Questions were raised last year about whether FBI agents were actively recruiting technicians at Best Buy's Geek Squad to search for illegal content on customer devices. According to newly released documents, however, prior reports only scratched the surface: Best Buy's ties with the FBI appear more complex than once surmised.
The existence of the Geek Squad informants was first revealed via the prosecution of a California doctor named Mark Rettenmaier. After Rettenmaier sent his computer to Geek Squad for repair in 2011, technicians working out of a massive Kentucky repair shop discovered thousands of images depicting child abuse on Rettenmaier's device. Court filings later revealed that there were "eight FBI informants at Geek Squad City", and a number had received $US500 ($643) to $US1000 ($1286) payments in exchange for acting as confidential sources.
It was unclear at the time how much Best Buy knew about the arrangement. However, documents recently acquired by the Electronic Frontier Foundation - which last year sued the US Justice Department under the Freedom of Information Act after the FBI denied the group access to records - show that Best Buy has, at least at certain times, maintained a relationship with the feds, at one point hosting a meeting with the FBI's Cyber Crimes Working Group at its Kentucky repair facility.
The 2008 meeting with the FBI kicked off with a tour of the Geek Squad facility, according to one memo. The bureau's Louisville Division has "maintained close liaison with the Geek Squad's management in an effort to glean case initiations and to support the division's Computer Intrusion and Cyber Crime programs," the memo says.
When Geek Squad employees did locate child pornography on a customer's device, FBI agents would appear at the facility and the device would be seized and sent to a field office near the owner. In certain cases, a warrant was obtained to search the device.
At first blush, it seems Geek Squad is providing a public service by helping the bureau capture suspects trafficking in child pornography. However, the arrangement - law enforcement paying retail employees to riffle through customer data for illegal content - raises a number of important Fourth Amendment issues.
While Best Buy itself is authorised by customers to search the devices, the company's partnership with the FBI, to some, suggests that Best Buy is effectively acting as an arm of the bureau - conducting searches that would otherwise require a probable cause warrant.
Moreover, the bounty the employees have been paid for locating illegal content may incentivise them to conduct searches that aren't necessary to complete repairs. (As the EFF points out: "The image found on Rettenmaier's hard drive was in an unallocated space, which typically requires forensic software to find.")
This year, the FBI appears to for the first time have overlooked a reporting obligation established by the US Attorney General's office, and in doing so, the bureau appears to have greatly low-balled the total number of times it authorised confidential informants to engage in criminal activity last year.
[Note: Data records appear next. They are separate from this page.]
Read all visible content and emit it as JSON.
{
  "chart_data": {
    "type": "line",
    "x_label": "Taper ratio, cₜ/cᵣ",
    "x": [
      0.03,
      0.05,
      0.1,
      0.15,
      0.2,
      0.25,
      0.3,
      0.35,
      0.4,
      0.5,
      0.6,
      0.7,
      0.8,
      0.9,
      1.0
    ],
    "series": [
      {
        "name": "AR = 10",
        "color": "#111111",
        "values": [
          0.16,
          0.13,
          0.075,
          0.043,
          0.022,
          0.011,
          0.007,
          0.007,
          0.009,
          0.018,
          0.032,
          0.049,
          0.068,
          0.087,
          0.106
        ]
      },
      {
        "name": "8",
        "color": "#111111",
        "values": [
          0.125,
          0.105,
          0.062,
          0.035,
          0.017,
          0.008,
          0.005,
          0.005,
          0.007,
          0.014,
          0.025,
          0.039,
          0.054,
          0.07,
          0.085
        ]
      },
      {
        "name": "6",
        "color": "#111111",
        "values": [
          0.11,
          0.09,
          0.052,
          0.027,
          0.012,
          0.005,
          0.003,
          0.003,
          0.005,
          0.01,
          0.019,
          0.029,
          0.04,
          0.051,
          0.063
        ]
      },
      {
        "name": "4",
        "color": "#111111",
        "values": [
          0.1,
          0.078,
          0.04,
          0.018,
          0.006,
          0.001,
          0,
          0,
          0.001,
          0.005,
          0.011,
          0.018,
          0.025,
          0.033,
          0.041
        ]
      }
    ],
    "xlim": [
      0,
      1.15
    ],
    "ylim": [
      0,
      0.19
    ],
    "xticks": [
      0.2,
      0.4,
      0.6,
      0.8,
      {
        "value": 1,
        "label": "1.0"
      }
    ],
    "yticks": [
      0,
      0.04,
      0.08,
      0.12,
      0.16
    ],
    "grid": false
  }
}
In January 2017, Best Buy spokesperson Jeff Shelman told The Washington Post that Best Buy and Geek Squad "have no relationship with the FBI", but that, "from time to time", its repair agents "discover material that may be child pornography and we have a legal and moral obligation to turn that material over to law enforcement".
"Any circumstances in which an employee received payment from the FBI is the result of extremely poor individual judgment, is not something we tolerate and is certainly not a part of our normal business behaviour," Shelman added.
Best Buy told Gizmodo on Tuesday that Geek Squad repair employees discover "what appears to be child pornography" on customers' computers nearly 100 times a year, but that it is only discovered "inadvertently" when "attempting to confirm we have recovered lost customer data".
"We have a moral and, in more than 20 states, a legal obligation to report these findings to law enforcement," the company said. "We share this policy with our customers in writing before we begin any repair."
Other remarks made by a Best Buy's spokesperson, however, appear to be contradicted by the FBI records. The company told Gizmodo that its policies "prohibit employees from doing anything other than what is necessary to solve the customer's problem". This policy doesn't appear to comport with what the FBI's records show - that Geek Squad hosted a meeting with US federal agents and provided them with a tour of its computer repair shop. Best Buy declined to further clarify its statement.
The EFF said the FBI has refused to confirm or deny whether it has similar relationships with other businesses offering computer repair. In response to the EFF's Freedom of Information Act request, the FBI failed to turn over any documents that would reveal whether it has developed internal policies or training materials for cultivating sources at repair facilities. The EFF said it intends to challenge the bureau's response to its request this autumn.